Did I see that our yard needs mowing, yes...but I forgot to look at all the beautiful flowers that God placed in my backyard without my permission (dandelions).

Did I grimace when I had to pick up all the wet clothes around the pool this morning, yes...but I forgot that we had a great time in the pool after Dad jumped in with our son, both fully clothed.

I think we all forget, or at least I do, the important things in our day, Family, God and Laughter.

I encourage us all to stop for just a bit, take a deep breathe, stop racing the clock to complete the mundane, unimportant tasks and just enjoy what we have. Enjoy your children, love your family and praise our Lord and Saviour for all he has provided for us. Maybe that will take us through the day with a happier, lighter heart...now back to work, but with a smile!

Thursday, September 29, 2011

I'd love to share some photos...but I don't know how?

So recently I was told I don't blog enough.

"The only way you'll get better at writing, is to write. It's just like speaking, the only way your kids learned to speak, is by speaking. Practice Hope, practice alot!"

With that being said, I'm just not sure if you want to read my rambles everyday? I've got quite a few thoughts rattling around in my brain. It's just getting them to you that worries me. I'm usually not at my computer when the best epiphanies happen; it's why it's called life. I'm out experiencing it, that's when the magic happens.

Let's start with shorter blogs and more frequently, then maybe you'll read me more often and just MAYBE, you'll subscribe to my words of insanity (gosh that would be so cool!) To my one follower, I love you dearly! To my future followers, you'll be my next favorites.
Now, how to get photos loaded to this blog? They keep breaking (whatever that means). I'll keep at it and maybe someday soon, you'll get to see inside my world. They tend to be humorous pictures of friends, family and then there's that one really terrible photo of stranger at the store; and it wasn't even Walmart!
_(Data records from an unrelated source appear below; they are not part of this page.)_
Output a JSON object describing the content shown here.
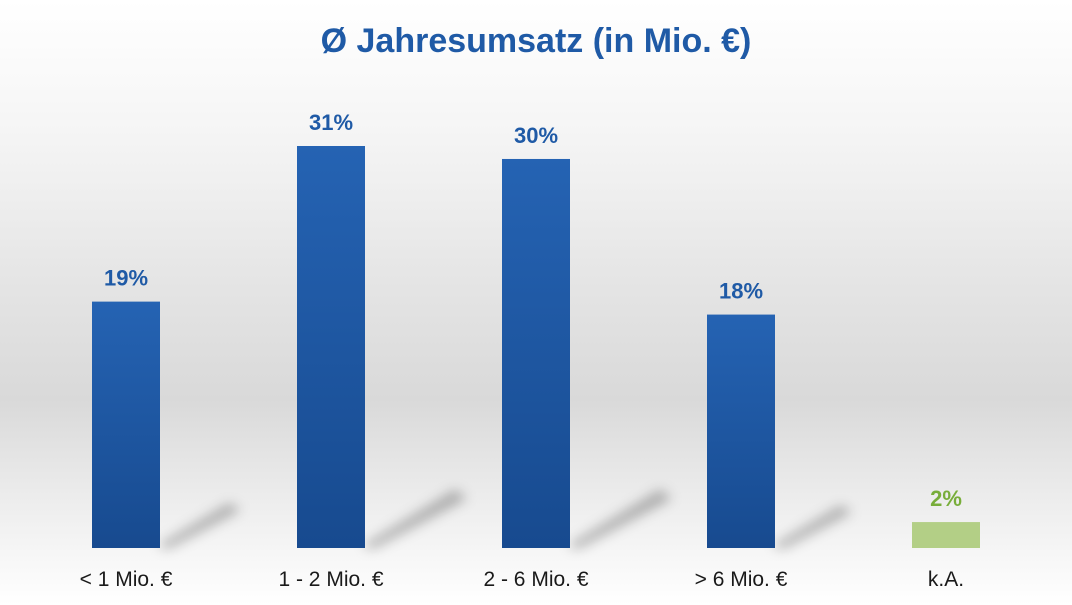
{
  "chart_data": {
    "type": "bar",
    "title": "Ø Jahresumsatz (in Mio. €)",
    "xlabel": "",
    "ylabel": "",
    "ylim": [
      0,
      35
    ],
    "grid": false,
    "legend": "none",
    "categories": [
      "< 1 Mio. €",
      "1 - 2 Mio. €",
      "2 - 6 Mio. €",
      "> 6 Mio. €",
      "k.A."
    ],
    "values": [
      19,
      31,
      30,
      18,
      2
    ],
    "data_labels": [
      "19%",
      "31%",
      "30%",
      "18%",
      "2%"
    ],
    "bar_colors": [
      "#1f5aa6",
      "#1f5aa6",
      "#1f5aa6",
      "#1f5aa6",
      "#b3cf86"
    ],
    "label_colors": [
      "#1f5aa6",
      "#1f5aa6",
      "#1f5aa6",
      "#1f5aa6",
      "#78ad3a"
    ]
  },
  "colors": {
    "title": "#1f5aa6",
    "bar_gradient_top": "#2563b3",
    "bar_gradient_bottom": "#174a8f"
  }
}
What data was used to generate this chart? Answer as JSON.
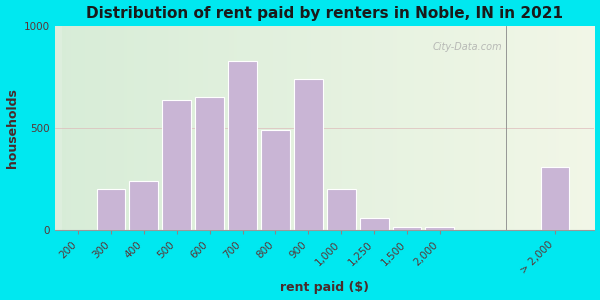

Monday, September 19, 2011

It's Time for a Little ME!

If you ever find yourself with not enough "me time" and too much "family chores and errands", take a few moments and get yourself back. Yes, it is extremely important and very rewarding to be a Mom, it's a job that is created especially for us.

I've yet to meet a man that can multi-task as well as a woman. We just seem to understand that life is not a "one thing at a time" scenario. We don't get to finish a job before starting another. Dinner can't wait until the laundry is clean. The kids can't wait for us to drive them to school until our hair and make up is "just perfect". No, we don't get to wait until the glue dries on one project in the garage before we start another in the backyard. Our world is a world of constant movement, duties and jobs. It's an honor I hold in high esteem, one that gives me pride to say I can do, even when I don't do it well all the time. Sometimes it's just about me!

I don't feel guilty when the laundry sits for an extra day or two; they have enough underwear for just such selfish occasions. I don't feel remorse when I steal an extra minute or two of sleep in the morning...sometimes cereal is just the right way for your kids to start the day!

So, in all the hustle and bustle of your day, stop for a few minutes (oh heck, take sixty minutes) and just enjoy being YOU. It might be an amazing cup of hot tea (Teavana is incredible, just got it for my birthday); perhaps it's a ten minute cat nap or meditation; or maybe it's sitting down at a computer and getting it all out in a blog.

Whatever your "You" time is, do it and do it often. The kids won't care, your husband probably won't even notice, but you'll know you are important, special and worth every second you give to yourself, so you can be you...which most of the time, is being a great Mom!